Thursday, March 28, 2019
RIP to my boyhood friend Tom, and my condolences to his family and loved ones. My heart goes out to you all for your great loss.Tom was the best horseman and cowhand in the Kuna High School class of ’61, hands down. Tom and I went to Happy Valley School as classmates, along with Mel Lowe, Danny Dye, Dick Davis, Leo Taylor, Bob Owens, Barbara Patchin, Carma Bacon, Beth Miller, Jan Eubanks and a few other happy hooligans.
His family lived practically next to the school – and near enough to my family farm that he was often able to ride his horse to my place and we’d take off into the sagebrush hills for target practice shooting at fleeing jackrabbits with .22s or slip off to the irrigation canal and go swimming. My mom always thought Tom had one of the brightest smiles she’d ever seen. With a little goading from the rest of us (just a little!), Tom used to use that winsome smile to convince our female elementary school teachers that we should listen to all those Yankees-Dodgers games in the World Series played during school hours each fall all through the 1950s. Instead of boning up on spelling and (yawn) science our classes always got to kick back and listen to Hall of Famers Vin Scully and Red Barber describe those games via radio. (So sad we didn’t have smartphones, don’t you think?)
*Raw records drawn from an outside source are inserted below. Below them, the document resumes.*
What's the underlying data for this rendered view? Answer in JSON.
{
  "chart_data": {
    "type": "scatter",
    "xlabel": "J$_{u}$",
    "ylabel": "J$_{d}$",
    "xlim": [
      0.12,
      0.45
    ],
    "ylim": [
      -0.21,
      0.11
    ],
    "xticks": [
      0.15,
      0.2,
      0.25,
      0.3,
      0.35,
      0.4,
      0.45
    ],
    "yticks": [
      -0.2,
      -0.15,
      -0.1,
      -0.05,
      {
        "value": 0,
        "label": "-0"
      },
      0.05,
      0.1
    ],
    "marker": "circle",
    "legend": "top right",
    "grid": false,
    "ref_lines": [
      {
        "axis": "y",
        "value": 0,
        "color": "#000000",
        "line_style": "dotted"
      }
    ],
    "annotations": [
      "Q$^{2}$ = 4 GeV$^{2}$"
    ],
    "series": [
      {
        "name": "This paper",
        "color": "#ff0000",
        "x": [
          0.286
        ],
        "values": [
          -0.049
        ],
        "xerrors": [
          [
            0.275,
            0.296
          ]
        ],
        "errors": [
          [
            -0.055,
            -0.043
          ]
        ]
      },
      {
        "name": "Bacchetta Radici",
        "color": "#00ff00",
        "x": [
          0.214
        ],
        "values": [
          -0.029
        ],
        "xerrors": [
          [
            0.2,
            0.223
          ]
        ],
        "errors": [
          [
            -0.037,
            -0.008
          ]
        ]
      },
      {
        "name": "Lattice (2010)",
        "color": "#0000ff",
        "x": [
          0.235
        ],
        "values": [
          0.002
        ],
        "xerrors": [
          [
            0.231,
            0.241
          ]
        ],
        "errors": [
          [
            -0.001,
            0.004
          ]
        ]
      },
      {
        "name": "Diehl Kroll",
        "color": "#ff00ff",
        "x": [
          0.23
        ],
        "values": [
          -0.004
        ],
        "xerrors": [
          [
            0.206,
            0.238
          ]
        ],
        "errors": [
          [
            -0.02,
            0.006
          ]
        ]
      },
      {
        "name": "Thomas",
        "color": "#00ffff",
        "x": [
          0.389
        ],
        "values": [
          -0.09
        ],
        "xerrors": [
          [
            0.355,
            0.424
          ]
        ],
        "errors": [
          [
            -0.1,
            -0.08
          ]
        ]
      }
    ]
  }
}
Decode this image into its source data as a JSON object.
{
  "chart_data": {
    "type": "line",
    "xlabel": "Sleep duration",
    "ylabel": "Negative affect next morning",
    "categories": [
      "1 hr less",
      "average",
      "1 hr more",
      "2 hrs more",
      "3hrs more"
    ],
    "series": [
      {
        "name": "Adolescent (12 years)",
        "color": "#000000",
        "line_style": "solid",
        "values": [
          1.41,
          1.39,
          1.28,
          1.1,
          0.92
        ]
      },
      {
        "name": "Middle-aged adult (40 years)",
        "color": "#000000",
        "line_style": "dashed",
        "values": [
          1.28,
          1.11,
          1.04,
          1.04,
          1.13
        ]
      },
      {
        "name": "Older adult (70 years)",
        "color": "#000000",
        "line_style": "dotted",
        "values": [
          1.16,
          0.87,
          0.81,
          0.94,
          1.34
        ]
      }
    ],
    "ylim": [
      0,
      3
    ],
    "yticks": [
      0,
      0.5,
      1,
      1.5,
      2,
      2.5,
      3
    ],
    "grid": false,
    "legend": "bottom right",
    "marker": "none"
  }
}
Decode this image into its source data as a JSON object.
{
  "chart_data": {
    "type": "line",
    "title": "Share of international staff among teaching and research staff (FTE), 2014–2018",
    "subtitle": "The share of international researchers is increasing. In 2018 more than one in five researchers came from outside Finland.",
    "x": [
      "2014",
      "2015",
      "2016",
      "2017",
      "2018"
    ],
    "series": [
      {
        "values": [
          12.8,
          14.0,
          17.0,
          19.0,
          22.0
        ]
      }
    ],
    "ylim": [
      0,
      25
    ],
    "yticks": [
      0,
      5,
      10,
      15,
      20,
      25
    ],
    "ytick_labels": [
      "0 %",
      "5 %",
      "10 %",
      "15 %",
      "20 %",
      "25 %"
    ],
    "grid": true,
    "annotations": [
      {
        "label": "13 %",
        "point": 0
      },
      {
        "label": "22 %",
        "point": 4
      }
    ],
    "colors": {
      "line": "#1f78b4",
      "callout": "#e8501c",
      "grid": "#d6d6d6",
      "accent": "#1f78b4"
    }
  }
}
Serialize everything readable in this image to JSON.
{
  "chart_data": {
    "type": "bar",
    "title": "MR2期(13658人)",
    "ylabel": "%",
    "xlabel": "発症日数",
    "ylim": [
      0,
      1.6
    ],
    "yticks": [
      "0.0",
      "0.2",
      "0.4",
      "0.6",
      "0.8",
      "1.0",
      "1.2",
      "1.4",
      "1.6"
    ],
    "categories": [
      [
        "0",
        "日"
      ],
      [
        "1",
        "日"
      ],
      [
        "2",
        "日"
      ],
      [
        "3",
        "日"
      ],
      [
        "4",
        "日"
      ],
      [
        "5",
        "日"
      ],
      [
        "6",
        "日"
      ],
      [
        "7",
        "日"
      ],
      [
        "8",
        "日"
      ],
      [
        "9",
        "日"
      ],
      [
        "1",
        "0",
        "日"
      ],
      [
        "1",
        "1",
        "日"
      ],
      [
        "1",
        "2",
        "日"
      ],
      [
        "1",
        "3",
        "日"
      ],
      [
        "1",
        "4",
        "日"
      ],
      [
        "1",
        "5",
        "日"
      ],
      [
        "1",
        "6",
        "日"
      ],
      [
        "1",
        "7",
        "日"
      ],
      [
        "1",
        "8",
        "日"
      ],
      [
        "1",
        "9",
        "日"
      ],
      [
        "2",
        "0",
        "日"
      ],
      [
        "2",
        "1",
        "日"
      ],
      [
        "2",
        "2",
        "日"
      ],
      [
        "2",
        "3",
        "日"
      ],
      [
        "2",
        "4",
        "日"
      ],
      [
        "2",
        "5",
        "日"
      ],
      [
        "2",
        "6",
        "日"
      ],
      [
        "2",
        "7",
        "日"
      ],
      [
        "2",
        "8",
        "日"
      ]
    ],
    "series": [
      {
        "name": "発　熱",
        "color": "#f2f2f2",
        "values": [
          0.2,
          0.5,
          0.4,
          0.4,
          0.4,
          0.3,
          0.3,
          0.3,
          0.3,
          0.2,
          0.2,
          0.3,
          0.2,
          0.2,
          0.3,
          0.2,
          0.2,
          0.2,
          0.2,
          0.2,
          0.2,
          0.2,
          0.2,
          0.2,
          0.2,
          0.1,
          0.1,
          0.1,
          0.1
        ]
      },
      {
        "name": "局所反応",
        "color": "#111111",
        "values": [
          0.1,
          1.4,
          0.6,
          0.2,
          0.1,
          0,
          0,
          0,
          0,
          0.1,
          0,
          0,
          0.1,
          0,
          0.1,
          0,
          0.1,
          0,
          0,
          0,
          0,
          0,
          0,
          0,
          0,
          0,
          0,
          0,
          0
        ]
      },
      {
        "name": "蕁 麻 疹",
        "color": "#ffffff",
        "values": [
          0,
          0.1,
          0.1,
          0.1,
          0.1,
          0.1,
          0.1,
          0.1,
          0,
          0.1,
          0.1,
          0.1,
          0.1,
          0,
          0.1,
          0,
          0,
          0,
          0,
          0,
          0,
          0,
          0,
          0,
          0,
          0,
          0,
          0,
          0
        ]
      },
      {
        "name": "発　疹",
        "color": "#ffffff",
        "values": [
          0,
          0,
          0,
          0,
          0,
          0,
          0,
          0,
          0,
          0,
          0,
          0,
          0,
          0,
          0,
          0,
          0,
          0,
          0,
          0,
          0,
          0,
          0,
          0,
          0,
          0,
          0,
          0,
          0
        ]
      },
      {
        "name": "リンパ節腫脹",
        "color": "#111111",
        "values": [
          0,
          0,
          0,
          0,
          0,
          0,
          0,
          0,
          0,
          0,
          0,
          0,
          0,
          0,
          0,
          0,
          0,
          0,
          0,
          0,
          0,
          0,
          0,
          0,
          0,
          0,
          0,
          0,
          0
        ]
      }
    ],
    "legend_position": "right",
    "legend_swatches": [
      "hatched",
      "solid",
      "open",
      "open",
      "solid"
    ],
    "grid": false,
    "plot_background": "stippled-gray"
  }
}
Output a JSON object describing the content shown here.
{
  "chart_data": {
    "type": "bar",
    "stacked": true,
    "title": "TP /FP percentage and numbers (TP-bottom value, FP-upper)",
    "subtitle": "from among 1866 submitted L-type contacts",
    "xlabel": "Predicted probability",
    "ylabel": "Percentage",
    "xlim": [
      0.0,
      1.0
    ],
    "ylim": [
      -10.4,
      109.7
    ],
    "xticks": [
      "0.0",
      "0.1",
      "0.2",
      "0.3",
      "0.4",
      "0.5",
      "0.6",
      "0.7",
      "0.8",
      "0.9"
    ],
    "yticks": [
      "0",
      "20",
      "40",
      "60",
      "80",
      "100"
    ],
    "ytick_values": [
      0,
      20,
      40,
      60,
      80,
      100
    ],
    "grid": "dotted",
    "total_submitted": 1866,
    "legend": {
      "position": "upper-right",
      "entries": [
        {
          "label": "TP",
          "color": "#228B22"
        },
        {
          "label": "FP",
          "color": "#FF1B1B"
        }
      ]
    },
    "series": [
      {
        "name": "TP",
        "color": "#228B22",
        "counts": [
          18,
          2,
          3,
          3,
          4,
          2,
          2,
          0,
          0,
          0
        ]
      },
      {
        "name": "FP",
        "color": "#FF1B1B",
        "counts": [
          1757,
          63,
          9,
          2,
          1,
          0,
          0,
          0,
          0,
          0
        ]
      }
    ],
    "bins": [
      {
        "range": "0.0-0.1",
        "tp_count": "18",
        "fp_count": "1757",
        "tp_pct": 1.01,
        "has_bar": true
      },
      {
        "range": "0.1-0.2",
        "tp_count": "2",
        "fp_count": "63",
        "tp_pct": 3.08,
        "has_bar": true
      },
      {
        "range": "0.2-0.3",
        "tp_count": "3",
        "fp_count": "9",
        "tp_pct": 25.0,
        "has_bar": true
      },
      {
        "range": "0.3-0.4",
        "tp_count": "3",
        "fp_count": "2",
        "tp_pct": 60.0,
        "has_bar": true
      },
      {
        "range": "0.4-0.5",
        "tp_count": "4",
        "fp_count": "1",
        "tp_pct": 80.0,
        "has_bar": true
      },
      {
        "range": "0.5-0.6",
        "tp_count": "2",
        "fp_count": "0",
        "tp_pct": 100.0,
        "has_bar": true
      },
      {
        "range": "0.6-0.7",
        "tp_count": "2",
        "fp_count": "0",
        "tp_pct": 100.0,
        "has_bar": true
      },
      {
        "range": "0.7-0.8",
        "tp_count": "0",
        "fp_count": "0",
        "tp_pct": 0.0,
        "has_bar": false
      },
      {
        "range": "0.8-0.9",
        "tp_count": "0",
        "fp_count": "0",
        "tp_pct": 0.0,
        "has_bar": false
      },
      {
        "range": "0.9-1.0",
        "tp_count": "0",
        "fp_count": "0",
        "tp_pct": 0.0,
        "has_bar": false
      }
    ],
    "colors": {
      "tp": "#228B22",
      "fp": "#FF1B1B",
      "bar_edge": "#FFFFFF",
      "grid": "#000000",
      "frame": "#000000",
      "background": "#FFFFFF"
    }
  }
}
Oh yeah, Tom was also a great digger. The school had quite a bit of vacant ground not used for anything and that Kesner smile was a factor in teachers letting us dig underground forts during breaks. So Tom and several other boys brought shovels to school and we’d dig competing forts, some of them 4 feet or deeper, cover them with boards and weeds and hunker in them – and in fall we’d use dry “Mullan reeds” for swords and do battle. Couple kids took a reed in the eye. We’d come in from recess filthy dirty and the teachers would say, “Boys, go to the bathroom and clean up first, then come sit down.” We did so … happily.
So thanks, Tom. You always looked tall and cool on horseback. I’ll always remember you as a great playmate, my always-smiling classmate and a good friend.